- AAC SeaStar Sealoon prototype

General information
- Type: Amateur-built aircraft
- National origin: Canada
- Manufacturer: Amphibian Airplanes of Canada
- Status: Under development (2012)
- Number built: one prototype

History
- Developed from: AAC SeaStar

= AAC Seastar Sealoon =

Canadian homebuilt flying boat

The AAC Seastar Sealoon is a Canadian amateur-built flying boat, under development by Amphibian Airplanes of Canada. The aircraft is intended to be supplied as a kit for amateur construction.

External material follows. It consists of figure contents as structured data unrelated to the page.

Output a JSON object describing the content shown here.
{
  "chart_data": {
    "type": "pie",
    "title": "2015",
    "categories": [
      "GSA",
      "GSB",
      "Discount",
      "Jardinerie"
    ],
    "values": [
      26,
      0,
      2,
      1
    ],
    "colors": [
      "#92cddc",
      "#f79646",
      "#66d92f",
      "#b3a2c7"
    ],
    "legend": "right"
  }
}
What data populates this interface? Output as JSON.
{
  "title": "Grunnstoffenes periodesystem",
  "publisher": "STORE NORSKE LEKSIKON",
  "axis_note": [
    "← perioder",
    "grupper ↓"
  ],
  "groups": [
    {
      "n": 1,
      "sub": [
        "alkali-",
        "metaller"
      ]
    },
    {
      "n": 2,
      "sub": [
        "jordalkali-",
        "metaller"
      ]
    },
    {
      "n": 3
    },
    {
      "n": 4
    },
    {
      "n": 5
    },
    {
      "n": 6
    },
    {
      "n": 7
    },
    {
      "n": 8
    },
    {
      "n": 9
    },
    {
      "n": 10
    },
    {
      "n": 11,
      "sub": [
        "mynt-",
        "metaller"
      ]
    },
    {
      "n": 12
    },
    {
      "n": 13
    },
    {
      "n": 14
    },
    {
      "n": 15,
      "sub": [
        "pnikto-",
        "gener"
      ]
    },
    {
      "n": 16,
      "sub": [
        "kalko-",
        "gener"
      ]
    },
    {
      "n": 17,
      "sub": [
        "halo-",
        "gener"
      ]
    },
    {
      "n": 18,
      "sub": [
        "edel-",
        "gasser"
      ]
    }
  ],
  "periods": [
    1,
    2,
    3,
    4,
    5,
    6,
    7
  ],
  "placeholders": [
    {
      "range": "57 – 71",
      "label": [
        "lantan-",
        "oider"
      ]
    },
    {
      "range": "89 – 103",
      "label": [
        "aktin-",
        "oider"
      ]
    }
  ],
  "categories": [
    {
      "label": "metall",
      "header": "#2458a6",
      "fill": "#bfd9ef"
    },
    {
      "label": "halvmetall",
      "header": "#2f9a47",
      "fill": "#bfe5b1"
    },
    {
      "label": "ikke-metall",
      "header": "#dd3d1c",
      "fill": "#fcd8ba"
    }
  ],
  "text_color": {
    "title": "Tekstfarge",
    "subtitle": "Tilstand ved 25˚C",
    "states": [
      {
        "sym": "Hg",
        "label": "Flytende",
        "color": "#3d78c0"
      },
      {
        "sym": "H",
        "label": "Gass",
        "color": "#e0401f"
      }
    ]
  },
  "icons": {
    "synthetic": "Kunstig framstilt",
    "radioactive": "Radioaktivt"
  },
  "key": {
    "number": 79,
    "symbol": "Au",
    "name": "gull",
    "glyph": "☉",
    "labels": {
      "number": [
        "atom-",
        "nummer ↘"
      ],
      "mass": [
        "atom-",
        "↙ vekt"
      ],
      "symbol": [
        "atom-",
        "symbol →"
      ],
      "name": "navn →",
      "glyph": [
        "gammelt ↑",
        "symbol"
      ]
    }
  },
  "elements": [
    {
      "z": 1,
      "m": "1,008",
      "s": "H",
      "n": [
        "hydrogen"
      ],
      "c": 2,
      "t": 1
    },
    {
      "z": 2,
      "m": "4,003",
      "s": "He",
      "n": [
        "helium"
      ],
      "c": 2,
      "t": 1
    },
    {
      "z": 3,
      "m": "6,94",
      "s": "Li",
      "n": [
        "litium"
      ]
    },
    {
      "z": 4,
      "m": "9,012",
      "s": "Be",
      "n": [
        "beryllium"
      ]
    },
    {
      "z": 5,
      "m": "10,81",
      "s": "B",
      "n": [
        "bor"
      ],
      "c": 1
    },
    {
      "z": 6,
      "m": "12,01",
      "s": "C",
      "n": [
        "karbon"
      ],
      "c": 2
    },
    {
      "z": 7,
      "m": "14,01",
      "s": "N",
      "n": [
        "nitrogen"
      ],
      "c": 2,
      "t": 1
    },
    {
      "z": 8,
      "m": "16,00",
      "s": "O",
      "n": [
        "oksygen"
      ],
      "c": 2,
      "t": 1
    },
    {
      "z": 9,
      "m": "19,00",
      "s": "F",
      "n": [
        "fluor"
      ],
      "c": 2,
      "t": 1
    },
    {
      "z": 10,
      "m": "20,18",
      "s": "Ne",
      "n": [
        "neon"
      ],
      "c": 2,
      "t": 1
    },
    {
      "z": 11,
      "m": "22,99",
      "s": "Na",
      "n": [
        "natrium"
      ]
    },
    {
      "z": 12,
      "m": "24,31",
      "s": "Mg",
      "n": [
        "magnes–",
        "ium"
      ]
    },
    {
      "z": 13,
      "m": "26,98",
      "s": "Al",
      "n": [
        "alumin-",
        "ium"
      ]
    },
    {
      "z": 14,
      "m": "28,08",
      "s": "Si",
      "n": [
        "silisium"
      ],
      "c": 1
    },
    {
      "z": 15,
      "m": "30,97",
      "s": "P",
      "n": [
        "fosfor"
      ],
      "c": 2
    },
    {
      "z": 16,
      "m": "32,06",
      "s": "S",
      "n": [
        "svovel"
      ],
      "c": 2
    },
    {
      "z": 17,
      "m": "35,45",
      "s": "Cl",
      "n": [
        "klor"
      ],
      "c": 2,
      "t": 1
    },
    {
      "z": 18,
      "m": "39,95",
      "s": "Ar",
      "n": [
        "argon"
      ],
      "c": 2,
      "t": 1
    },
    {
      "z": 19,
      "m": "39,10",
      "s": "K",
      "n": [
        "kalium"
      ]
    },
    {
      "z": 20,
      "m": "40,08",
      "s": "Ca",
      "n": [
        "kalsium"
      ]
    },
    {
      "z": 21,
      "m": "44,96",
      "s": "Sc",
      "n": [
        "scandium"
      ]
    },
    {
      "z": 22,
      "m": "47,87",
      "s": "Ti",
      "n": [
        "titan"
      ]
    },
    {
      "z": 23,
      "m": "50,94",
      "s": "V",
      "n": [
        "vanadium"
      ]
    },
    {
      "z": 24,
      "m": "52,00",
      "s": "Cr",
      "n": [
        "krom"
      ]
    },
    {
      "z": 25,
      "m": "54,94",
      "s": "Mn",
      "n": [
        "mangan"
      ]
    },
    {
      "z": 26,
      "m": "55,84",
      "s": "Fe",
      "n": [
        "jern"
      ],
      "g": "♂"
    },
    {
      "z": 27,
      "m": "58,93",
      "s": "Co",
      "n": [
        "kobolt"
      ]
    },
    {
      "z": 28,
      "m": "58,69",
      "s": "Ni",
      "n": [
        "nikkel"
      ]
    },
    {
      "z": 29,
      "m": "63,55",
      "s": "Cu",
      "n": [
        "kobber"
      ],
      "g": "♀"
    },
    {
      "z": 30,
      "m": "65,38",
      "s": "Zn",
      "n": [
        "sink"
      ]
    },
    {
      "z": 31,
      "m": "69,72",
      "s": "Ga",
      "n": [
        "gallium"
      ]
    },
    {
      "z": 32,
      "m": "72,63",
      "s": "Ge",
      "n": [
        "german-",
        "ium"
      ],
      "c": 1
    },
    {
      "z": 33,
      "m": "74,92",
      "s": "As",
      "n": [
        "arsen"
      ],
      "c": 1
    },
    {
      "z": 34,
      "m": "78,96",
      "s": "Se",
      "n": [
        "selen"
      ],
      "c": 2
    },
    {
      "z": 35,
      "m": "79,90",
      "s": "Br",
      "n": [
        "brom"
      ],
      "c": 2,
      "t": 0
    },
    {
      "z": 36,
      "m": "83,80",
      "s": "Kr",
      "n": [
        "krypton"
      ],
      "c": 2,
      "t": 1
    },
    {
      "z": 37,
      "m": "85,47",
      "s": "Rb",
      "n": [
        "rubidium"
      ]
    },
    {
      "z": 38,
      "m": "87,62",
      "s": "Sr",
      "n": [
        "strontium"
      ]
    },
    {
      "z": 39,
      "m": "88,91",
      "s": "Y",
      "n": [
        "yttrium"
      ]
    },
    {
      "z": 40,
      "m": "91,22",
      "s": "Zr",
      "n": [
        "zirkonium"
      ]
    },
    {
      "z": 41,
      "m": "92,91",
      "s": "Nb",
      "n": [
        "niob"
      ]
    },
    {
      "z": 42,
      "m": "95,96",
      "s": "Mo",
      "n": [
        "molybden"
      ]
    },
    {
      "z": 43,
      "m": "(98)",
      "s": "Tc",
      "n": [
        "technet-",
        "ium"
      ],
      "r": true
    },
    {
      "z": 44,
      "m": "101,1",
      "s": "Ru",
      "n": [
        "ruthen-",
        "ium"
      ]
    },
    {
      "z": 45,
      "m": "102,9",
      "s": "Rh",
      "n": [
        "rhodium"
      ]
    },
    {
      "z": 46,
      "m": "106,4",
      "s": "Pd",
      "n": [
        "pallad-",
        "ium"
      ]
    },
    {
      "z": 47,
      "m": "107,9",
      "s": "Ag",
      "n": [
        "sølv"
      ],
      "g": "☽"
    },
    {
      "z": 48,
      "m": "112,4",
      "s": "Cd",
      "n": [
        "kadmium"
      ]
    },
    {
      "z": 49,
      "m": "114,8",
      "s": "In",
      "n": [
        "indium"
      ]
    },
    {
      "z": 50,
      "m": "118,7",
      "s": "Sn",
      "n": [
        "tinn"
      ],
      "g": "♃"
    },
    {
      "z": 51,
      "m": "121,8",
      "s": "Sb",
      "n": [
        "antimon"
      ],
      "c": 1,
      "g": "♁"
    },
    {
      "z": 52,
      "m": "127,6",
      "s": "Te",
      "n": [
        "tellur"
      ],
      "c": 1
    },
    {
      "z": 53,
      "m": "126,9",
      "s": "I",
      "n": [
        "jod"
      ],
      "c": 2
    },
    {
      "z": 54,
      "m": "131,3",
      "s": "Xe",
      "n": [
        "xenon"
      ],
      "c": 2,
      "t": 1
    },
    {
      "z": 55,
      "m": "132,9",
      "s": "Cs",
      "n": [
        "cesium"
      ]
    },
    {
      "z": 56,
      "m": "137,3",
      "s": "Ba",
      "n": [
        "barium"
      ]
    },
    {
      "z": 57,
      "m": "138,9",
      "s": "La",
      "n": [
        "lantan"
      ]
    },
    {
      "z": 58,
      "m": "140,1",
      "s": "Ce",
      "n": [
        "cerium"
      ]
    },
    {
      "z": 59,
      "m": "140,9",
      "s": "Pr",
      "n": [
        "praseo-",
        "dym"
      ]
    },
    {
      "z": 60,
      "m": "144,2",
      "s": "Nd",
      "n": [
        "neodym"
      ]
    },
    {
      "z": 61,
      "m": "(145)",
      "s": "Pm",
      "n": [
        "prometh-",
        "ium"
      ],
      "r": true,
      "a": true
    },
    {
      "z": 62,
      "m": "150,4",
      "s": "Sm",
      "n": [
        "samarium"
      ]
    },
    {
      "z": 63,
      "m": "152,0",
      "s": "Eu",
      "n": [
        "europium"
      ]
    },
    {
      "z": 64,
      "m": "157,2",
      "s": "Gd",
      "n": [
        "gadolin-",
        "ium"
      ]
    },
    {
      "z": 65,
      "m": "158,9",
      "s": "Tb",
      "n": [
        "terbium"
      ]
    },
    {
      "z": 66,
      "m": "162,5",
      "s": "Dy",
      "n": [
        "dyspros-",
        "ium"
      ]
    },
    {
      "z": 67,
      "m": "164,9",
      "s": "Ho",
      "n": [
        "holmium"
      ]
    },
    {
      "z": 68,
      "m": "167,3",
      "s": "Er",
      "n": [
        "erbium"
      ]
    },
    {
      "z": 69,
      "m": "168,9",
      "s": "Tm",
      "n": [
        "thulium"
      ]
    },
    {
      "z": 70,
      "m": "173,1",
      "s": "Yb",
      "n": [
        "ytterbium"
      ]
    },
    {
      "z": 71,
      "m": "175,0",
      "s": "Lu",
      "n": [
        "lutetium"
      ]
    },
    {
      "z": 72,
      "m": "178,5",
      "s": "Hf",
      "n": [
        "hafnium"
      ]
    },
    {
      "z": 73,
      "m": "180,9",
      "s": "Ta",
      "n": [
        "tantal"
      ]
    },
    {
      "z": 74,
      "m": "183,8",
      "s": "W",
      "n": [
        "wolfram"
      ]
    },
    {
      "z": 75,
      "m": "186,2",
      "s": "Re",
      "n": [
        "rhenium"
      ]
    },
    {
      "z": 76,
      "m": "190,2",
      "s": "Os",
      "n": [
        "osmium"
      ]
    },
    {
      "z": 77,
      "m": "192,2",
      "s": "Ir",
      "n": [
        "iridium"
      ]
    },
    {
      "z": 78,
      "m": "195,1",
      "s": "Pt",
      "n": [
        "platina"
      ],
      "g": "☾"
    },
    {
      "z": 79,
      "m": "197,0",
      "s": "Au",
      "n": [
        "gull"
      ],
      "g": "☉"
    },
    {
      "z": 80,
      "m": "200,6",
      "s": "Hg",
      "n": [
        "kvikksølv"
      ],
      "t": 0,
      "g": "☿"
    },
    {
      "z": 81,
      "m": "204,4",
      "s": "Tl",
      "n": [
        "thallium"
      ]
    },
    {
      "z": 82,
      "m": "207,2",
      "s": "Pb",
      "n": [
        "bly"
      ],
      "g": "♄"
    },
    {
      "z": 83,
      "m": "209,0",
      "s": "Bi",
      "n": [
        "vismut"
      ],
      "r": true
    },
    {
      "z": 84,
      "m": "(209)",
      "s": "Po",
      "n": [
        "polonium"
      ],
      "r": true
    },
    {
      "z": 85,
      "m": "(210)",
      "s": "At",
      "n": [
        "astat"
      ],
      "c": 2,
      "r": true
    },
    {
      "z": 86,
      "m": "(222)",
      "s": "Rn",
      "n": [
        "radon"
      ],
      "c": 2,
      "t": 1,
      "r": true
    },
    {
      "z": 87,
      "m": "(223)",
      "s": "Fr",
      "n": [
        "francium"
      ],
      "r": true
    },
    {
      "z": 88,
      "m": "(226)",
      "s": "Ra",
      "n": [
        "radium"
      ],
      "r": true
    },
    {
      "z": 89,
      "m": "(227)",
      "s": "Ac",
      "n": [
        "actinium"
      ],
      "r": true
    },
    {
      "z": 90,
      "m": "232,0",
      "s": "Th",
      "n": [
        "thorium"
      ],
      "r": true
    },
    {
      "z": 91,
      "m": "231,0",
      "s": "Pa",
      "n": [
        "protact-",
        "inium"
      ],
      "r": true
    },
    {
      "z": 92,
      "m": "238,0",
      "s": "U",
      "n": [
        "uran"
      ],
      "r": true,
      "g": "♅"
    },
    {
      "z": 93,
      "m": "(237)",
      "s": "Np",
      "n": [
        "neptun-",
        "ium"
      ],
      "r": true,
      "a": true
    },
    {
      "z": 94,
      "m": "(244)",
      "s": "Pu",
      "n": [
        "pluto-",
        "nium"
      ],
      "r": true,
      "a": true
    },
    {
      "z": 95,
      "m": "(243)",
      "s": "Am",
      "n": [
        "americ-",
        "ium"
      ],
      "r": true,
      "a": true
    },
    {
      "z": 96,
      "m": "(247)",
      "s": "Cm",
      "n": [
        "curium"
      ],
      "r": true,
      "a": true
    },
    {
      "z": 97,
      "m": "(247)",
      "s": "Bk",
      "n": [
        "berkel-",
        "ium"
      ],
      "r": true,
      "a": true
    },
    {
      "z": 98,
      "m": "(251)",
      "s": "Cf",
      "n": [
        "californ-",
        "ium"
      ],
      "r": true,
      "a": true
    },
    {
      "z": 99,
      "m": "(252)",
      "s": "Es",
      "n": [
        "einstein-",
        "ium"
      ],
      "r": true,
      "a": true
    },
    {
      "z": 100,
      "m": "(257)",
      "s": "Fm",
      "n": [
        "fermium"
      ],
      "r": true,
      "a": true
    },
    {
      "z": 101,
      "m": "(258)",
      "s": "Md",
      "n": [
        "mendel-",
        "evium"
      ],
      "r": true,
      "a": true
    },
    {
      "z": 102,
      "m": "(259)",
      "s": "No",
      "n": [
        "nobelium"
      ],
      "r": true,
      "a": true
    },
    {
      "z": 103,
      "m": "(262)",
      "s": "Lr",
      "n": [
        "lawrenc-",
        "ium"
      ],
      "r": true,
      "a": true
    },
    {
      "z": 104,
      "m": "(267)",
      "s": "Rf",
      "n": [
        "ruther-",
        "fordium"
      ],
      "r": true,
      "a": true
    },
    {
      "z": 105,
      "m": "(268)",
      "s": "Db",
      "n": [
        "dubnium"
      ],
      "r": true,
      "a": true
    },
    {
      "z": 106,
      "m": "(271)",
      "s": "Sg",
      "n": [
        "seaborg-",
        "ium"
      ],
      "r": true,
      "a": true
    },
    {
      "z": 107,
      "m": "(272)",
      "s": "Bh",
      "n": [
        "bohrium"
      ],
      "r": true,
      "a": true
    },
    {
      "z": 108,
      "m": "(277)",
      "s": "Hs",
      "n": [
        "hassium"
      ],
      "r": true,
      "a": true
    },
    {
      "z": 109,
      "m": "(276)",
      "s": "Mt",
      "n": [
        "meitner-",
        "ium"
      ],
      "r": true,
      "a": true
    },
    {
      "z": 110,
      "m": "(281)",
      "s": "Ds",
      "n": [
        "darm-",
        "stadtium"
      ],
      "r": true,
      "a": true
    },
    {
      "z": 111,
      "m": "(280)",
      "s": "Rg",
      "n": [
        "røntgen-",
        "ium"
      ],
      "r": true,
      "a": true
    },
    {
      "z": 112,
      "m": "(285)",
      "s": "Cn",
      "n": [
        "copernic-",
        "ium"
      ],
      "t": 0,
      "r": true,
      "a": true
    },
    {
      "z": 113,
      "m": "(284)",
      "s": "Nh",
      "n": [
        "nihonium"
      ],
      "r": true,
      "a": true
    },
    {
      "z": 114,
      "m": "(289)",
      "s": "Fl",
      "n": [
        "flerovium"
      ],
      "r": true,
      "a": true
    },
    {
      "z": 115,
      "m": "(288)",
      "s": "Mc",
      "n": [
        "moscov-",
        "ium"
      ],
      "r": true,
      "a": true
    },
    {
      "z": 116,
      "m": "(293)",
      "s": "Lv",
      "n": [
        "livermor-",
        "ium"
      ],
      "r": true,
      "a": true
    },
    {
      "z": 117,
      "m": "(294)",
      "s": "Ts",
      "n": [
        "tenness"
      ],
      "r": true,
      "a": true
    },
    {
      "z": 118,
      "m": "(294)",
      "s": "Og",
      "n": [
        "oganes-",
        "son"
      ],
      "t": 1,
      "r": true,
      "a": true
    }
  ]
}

==Design and development==
The Sealoon is derived from the earlier biplane AAC SeaStar and features a cantilever mid-wing, two seats in side-by-side configuration in an enclosed cockpit that is 44 in wide, retractable tricycle landing gear and a single pod-mounted engine in pusher configuration.

The aircraft is made from composites and aluminium with aircraft fabric covering. Its 30.3 ft span wing has an area of 196 sqft. The aircraft's recommended engine power range is 80 to 120 hp and standard engines used include the 100 hp Rotax 912ULS four-stroke powerplant. Construction time from the supplied kit is estimated as 1000 hours.

The company CEO, Hans Schaer, indicated in June 2010 that development of the Sealoon was being delayed by the ongoing Great Recession.